As many as 3,564 hectares of paddy fields have been irrigated with polluted water, affecting 50,000 villagers across three regencies.
A report from Soegijapranata University said that most residents around the Banyupahit and Banyuputih rivers had been informed of the dangers of contaminated water.
The study, which was supported by Holland’s Untrecht University, Netherlands Open University and the Vrije University of Amsterdam, showed that the acidic water of Kawah Ijen had caused many people to suffer from dental fluorosis, a condition caused by an excessive intake of fluoride in drinking water.
In a discussion at the 10 November Technology Institute of Surabaya (ITS), head of the Vulcanology and Geological Disaster Mitigation Center, Surono, said the consumption of lake water infiltrated through the wells caused abnormal human growth and shortened life expectancy. He made a recommendation to the East Java governor and local authorities to build a tunnel channeling the crater stream to the sea, 42 kilometers away. He has yet to receive a response.
For both local and foreign tourists, Kawah Ijen is a unique attraction. It is one of the few volcanoes in the country that has a crater lake. Of the country’s more than 700 mountains, only a small percentage have such lakes, including Mount Rinjani (3,726 meters above sea level) in Lombok, West Nusa Tenggara, and the Kelimutu range in Flores.
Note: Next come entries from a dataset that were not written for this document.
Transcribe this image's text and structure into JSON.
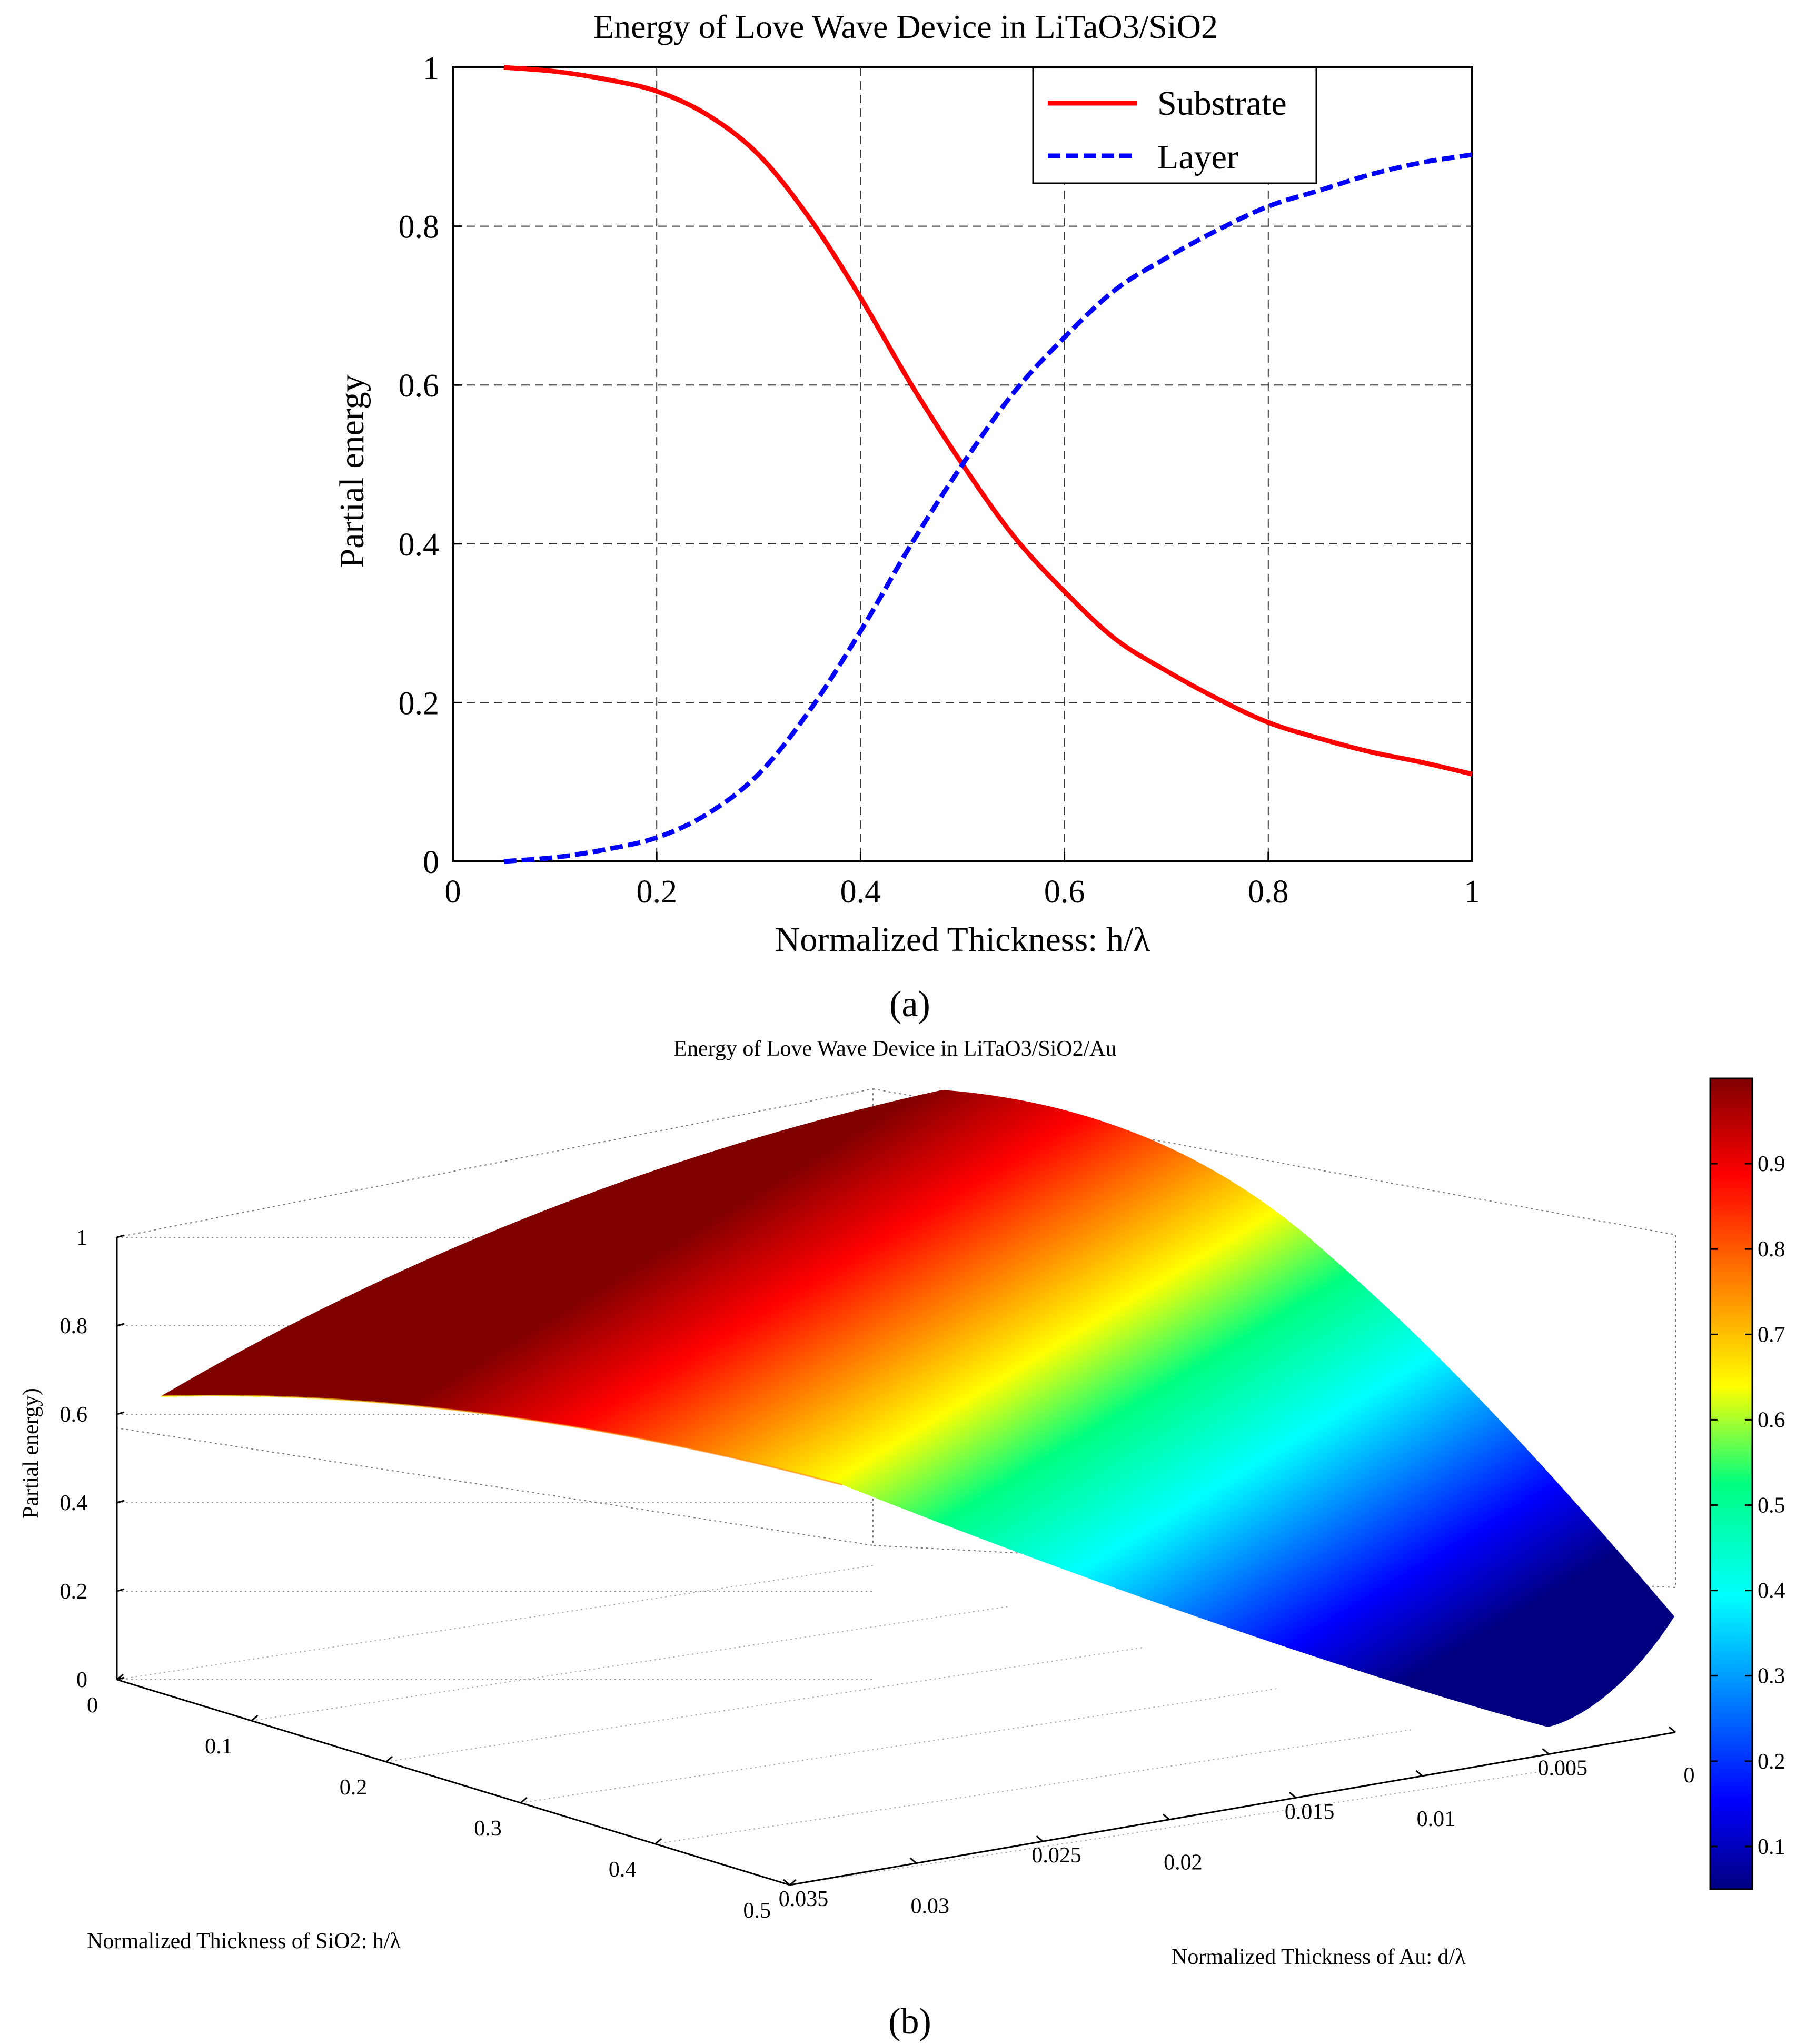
{
  "chart_data": [
    {
      "type": "line",
      "title": "Energy of Love Wave Device in LiTaO3/SiO2",
      "xlabel": "Normalized Thickness: h/λ",
      "ylabel": "Partial energy",
      "xlim": [
        0,
        1
      ],
      "ylim": [
        0,
        1
      ],
      "xticks": [
        "0",
        "0.2",
        "0.4",
        "0.6",
        "0.8",
        "1"
      ],
      "yticks": [
        "0",
        "0.2",
        "0.4",
        "0.6",
        "0.8",
        "1"
      ],
      "grid": true,
      "legend_position": "top-right",
      "series": [
        {
          "name": "Substrate",
          "color": "#ff0000",
          "style": "solid",
          "x": [
            0.05,
            0.1,
            0.15,
            0.2,
            0.25,
            0.3,
            0.35,
            0.4,
            0.45,
            0.5,
            0.55,
            0.6,
            0.65,
            0.7,
            0.75,
            0.8,
            0.85,
            0.9,
            0.95,
            1.0
          ],
          "values": [
            1.0,
            0.995,
            0.985,
            0.97,
            0.94,
            0.89,
            0.81,
            0.71,
            0.6,
            0.5,
            0.41,
            0.34,
            0.28,
            0.24,
            0.205,
            0.175,
            0.155,
            0.138,
            0.125,
            0.11
          ]
        },
        {
          "name": "Layer",
          "color": "#0000ff",
          "style": "dashed",
          "x": [
            0.05,
            0.1,
            0.15,
            0.2,
            0.25,
            0.3,
            0.35,
            0.4,
            0.45,
            0.5,
            0.55,
            0.6,
            0.65,
            0.7,
            0.75,
            0.8,
            0.85,
            0.9,
            0.95,
            1.0
          ],
          "values": [
            0.0,
            0.005,
            0.015,
            0.03,
            0.06,
            0.11,
            0.19,
            0.29,
            0.4,
            0.5,
            0.59,
            0.66,
            0.72,
            0.76,
            0.795,
            0.825,
            0.845,
            0.865,
            0.88,
            0.89
          ]
        }
      ],
      "caption": "(a)"
    },
    {
      "type": "surface",
      "title": "Energy of Love Wave Device in LiTaO3/SiO2/Au",
      "xlabel": "Normalized Thickness of SiO2: h/λ",
      "ylabel": "Normalized Thickness of Au: d/λ",
      "zlabel": "Partial energy)",
      "xlim": [
        0,
        0.5
      ],
      "ylim": [
        0,
        0.035
      ],
      "zlim": [
        0,
        1
      ],
      "xticks": [
        "0",
        "0.1",
        "0.2",
        "0.3",
        "0.4",
        "0.5"
      ],
      "yticks": [
        "0",
        "0.005",
        "0.01",
        "0.015",
        "0.02",
        "0.025",
        "0.03",
        "0.035"
      ],
      "zticks": [
        "0",
        "0.2",
        "0.4",
        "0.6",
        "0.8",
        "1"
      ],
      "colormap": "jet",
      "colorbar_ticks": [
        "0.1",
        "0.2",
        "0.3",
        "0.4",
        "0.5",
        "0.6",
        "0.7",
        "0.8",
        "0.9"
      ],
      "colorbar_range": [
        0.05,
        1.0
      ],
      "caption": "(b)"
    }
  ]
}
Visitors are prohibited from approaching the crater, where a lava dome has emerged as a “mini Kelud”, measuring 700 square meters, with a 130-meter diameter.
According to vulcanologists, the Kelud dome is a unique phenomenon in Indonesia’s volcanic history and still has the potential for a devastating eruption.
Kawah Ijen is easily accessible by motor vehicle — the best route is via Bondowoso and eastward through Wonosari to Sempol village and finally via Paltuding village. This route covers 70 kilometers of smooth asphalt roads. It can also be reached through the town of Banyuwangi — only 38 kilometers to the west of the villages of Licin, Jambu and Paltuding — but the roads are quite steep.
For a morning climb, tourists can spend the night at the coffee estate guest house of PTP Nusantara XII state company in Kalisat, Jampit, at an altitude of 1,200 meters. A tourist inn, Pondok Wisata, also offers accommodation in Paltuding, besides a camping ground. Masks, glasses and wet handkerchiefs are needed for protection against toxic fumes from the crater. By following the path worn down by sulfur miners, climbers will not get lost.
At the peak, a green crater can be observed at a height of 2,368 meters above sea level, with a total area of 5.5 hectares and caldera walls 300 to 500 meters high. The lake’s water, totaling 200 million cubic meters in volume, can reach 200 degrees centigrade. With a depth of 200 meters, the lake is so acidic that it can dissolve clothes and human fingers.